The central part of the building consists of 27 floors and its height is 172 metres. The plinth is clad in red granite and the façade is in light ceramic blocks. On the main façade, at a height of 114 metres, there is the coat of arms of the USSR mounted in reinforced concrete and covering an area of 144 m^{2}. The portals of the building are decorated with metal lattices and stucco made by sculptor Georgy Motovilov. The portals are flanked by large obelisks of dark grey stone. The central part of the high-rise passes into side sixteen storey wings through ledges of tiers and behind them into six storey wings. These enclosures link the massing of the building to the surrounding residential area.

=== Interiors ===
The total area of all the premises of the MFA is 65 thousand m^{2} (a cubic footprint of 402,000 m³), of which about two thousand are working and service rooms. A total of 28 lifts were installed in the building at the time of its construction, including 18 high-speed lifts.
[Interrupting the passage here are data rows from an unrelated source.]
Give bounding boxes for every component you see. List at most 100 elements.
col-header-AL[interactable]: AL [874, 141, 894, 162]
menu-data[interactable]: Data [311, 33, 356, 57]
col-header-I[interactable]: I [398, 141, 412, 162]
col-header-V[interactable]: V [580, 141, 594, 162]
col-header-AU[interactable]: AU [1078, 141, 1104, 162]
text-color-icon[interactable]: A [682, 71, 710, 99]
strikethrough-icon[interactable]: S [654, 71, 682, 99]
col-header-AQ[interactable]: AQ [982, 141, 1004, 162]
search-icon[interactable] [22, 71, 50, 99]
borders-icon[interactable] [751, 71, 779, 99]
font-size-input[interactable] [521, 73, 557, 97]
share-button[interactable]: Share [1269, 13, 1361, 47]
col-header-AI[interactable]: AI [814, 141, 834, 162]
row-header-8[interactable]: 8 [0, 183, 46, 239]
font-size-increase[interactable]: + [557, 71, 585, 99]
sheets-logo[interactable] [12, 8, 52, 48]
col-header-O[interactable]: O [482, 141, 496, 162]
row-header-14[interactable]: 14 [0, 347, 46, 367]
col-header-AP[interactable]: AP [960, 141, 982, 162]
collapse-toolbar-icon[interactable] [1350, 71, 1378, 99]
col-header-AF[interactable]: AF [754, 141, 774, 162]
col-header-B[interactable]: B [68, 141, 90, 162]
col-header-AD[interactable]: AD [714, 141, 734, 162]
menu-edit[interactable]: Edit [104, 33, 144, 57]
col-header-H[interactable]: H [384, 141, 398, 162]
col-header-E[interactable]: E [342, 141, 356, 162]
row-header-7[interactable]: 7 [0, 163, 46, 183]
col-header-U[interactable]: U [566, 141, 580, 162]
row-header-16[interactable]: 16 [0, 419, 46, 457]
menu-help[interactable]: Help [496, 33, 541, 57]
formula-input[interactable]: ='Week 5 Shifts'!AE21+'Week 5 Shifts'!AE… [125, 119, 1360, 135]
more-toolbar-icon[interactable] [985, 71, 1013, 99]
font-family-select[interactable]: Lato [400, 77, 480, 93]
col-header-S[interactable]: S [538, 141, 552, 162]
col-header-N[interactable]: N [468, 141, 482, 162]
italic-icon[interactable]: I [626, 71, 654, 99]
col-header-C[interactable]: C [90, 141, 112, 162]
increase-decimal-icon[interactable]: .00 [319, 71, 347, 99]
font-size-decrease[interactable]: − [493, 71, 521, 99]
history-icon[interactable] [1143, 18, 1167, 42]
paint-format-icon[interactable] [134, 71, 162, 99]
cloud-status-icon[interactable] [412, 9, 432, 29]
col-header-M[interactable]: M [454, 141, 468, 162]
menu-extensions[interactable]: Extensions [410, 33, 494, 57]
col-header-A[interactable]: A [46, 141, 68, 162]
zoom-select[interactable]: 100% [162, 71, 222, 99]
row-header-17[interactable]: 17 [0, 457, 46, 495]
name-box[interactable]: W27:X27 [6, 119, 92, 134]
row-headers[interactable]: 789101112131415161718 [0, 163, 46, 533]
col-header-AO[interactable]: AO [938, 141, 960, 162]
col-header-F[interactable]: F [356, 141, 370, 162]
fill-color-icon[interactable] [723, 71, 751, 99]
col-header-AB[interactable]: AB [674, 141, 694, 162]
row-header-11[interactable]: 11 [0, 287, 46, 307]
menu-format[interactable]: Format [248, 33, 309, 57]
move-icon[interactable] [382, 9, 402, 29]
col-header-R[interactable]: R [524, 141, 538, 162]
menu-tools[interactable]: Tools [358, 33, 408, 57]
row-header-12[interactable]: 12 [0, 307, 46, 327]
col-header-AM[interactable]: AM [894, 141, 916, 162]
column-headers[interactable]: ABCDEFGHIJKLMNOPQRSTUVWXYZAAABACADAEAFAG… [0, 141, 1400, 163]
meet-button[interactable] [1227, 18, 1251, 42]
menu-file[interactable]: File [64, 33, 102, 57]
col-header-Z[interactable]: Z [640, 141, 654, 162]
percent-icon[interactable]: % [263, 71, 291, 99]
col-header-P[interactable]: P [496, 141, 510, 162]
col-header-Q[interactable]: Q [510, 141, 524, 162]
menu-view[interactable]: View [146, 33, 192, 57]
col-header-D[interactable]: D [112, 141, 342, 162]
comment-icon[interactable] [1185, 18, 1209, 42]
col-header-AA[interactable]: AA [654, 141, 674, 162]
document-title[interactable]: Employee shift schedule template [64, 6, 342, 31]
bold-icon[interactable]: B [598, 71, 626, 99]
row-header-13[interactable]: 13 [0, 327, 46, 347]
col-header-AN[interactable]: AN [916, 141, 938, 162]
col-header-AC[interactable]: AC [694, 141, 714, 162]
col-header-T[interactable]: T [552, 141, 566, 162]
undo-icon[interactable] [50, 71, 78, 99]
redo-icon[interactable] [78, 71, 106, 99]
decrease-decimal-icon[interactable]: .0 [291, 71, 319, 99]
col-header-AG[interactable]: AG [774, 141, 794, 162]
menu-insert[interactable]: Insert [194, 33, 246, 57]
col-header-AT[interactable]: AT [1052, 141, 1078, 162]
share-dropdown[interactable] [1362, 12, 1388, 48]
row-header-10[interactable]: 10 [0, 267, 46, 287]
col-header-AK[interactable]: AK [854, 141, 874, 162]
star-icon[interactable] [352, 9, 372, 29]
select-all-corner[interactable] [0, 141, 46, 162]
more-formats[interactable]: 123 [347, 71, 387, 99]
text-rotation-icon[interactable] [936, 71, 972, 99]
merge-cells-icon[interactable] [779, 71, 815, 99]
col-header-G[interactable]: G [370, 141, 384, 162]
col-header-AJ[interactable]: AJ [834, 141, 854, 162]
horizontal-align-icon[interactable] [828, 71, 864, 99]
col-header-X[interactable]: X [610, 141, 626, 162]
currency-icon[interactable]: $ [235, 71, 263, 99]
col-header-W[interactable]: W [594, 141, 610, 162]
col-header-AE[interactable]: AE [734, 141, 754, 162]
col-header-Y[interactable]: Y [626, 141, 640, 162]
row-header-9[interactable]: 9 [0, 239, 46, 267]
The lobby is lined with light marble. The walls, columns, friezes on the walls as well as the floors are carpeted in polished black granite. The stained glass doors, doorframes, capitalsm, and grilles are made of brass and brass-anodised aluminium. Four escalators lead from the vestibule to the underground cloakroom.

The walls of the assembly hall, which can seat 500 people, are clad in artificial marble. The furniture and woodwork are made of Karelian birch and polished walnut, the armchairs and drapes are upholstered in red velvet.